I was also very influenced by a project carried out in 2017 and 2018 by the Sámi artists Niillas Holmberg, Jenni Laiti, and Outi Pieski, called Rájácummá – Kiss from the Border. It involves eight stanzas of a poem placed on billboards along the border between Norway and Finland, in the Deatnu River valley. It’s a project that’s very political, but there’s also so much love in there. It was a source of inspiration that pushed me to create a piece based on love of the land, rather than anger.
The Rájácummá – Kiss from the Border project highlights the fact that Sápmi, the Sámi territory, transcends national borders. This element is found in Vástádus eana, which includes a number of traditional joiks dealing with nature that come from different areas. Others were composed by Frode Fjellheim, who also arranged all the joiks polyphonically, including one that I composed and one that was transmitted by an elder to one of the performers and me.
What did your research on Sámi movement involve, and how did it inform the piece?
Since I’m asked so often whether there are traditional Sámi dances, I asked some elders about it. One of them told me, “We Sámi don’t dance; it’s the Norwegians who dance.” Afterward, I realized that this elder defined “dancing” only as dancing as a couple to music. But in fact, all movement that’s not for practical purposes—like throwing a lasso to catch a reindeer, for example—is dance. Another example is the hand movements that the three men make while joiking in my short film The Joiking Hand.

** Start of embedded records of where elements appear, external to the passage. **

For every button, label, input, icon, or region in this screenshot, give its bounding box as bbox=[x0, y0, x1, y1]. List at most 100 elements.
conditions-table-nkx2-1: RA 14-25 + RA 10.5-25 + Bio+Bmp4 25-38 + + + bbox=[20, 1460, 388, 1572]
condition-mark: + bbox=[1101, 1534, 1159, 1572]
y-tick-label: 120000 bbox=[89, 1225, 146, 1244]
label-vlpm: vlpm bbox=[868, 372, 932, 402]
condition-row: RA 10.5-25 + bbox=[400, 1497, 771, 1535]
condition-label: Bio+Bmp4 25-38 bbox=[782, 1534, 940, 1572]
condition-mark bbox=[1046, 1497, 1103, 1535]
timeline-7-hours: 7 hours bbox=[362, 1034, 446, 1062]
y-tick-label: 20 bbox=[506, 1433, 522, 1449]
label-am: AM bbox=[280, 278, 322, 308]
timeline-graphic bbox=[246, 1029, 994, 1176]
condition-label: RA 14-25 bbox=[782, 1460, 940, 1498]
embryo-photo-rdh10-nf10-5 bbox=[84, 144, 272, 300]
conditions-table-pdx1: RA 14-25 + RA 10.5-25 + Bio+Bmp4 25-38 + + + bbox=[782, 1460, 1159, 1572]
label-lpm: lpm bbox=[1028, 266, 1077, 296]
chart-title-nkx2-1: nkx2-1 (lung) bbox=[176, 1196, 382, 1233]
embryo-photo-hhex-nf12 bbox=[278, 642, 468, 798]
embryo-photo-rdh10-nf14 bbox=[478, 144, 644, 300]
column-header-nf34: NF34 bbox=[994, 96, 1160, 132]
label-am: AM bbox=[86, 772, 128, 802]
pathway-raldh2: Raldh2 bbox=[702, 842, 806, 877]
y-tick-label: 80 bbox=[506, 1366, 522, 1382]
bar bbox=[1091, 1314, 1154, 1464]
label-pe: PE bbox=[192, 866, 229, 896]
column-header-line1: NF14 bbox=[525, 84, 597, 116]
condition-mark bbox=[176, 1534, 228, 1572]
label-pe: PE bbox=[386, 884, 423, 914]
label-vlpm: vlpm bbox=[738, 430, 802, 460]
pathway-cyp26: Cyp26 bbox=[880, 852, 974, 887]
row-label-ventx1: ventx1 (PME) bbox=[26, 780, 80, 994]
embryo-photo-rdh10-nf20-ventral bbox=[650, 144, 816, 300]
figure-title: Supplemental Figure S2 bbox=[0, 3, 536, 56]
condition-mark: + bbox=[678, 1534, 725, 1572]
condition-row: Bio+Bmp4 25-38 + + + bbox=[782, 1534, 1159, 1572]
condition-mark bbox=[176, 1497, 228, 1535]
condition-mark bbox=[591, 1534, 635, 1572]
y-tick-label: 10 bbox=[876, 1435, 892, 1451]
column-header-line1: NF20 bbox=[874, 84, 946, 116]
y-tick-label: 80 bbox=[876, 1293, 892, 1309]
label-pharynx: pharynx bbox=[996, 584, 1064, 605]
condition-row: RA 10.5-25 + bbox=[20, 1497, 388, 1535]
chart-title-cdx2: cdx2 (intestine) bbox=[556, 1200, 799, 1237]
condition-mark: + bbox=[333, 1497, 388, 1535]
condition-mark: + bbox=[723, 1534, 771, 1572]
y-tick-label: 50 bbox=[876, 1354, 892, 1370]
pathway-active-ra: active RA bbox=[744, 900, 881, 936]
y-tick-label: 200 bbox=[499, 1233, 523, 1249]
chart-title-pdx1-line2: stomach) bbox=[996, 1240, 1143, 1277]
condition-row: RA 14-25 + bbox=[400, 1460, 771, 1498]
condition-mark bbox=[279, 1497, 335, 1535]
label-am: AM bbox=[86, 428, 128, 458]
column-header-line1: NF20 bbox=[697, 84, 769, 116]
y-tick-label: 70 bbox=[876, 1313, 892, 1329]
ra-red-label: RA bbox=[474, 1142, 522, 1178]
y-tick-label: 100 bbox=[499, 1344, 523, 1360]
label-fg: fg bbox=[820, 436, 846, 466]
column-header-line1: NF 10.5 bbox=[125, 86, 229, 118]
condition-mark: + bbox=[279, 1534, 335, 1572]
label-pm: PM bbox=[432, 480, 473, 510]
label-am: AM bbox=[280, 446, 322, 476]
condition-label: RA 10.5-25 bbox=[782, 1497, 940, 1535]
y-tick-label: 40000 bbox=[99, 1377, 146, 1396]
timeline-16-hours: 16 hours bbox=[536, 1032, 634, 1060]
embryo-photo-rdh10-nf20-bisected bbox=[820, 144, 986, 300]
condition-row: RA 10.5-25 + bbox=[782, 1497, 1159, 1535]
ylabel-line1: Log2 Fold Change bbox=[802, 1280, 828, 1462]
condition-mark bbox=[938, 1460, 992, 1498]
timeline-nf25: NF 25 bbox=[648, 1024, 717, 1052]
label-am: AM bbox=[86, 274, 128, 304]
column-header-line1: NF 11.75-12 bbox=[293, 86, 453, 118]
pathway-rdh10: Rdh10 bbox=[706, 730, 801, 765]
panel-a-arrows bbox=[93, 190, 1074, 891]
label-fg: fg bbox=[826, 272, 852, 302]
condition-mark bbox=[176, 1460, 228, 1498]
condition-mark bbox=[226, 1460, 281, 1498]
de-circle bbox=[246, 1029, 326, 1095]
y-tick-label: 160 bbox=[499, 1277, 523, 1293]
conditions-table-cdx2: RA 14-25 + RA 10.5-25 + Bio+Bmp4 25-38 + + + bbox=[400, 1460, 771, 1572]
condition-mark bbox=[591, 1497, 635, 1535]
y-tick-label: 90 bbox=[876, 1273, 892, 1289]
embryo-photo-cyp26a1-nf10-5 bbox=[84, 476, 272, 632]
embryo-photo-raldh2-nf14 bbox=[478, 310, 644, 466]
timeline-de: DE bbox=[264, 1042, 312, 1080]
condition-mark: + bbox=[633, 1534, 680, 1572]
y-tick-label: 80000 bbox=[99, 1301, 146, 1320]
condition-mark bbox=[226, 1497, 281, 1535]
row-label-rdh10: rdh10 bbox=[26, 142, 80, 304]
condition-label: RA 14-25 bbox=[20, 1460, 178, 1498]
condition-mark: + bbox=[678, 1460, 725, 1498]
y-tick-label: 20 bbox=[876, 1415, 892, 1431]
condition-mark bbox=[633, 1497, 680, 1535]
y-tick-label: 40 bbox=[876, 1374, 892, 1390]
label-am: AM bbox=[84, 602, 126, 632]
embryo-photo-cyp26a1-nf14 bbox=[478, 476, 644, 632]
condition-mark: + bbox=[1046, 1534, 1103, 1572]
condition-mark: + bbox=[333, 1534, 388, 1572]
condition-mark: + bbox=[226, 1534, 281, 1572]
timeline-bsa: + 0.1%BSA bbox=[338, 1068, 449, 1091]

I drew inspiration from my piece Jorggáhallan—which is based on movements described by elders—to create the sequence at the start of Vástádus eana. The performers ask permission from the land to live on it by dancing and joiking. It’s a promise to leave the land as you found it. It’s an internal practice that we do, a Sámi tradition that I learned from my mother. For Vástádus eana, I turned it into sung and joiked movement.
You’re a choreographer, director, reindeer herder, co-founder of an Indigenous artistic collective, and mother—how do you manage to wear all these different hats?
I feel I don’t have a choice. There are many Sámi women artists who are engaged in many different things. Art is a very powerful medium that allows you to have bodily and spiritual experiences. It’s a way of making Indigenous voices heard and to reclaim space—both physical and public. This piece is the first time that my work has been booked in large venues.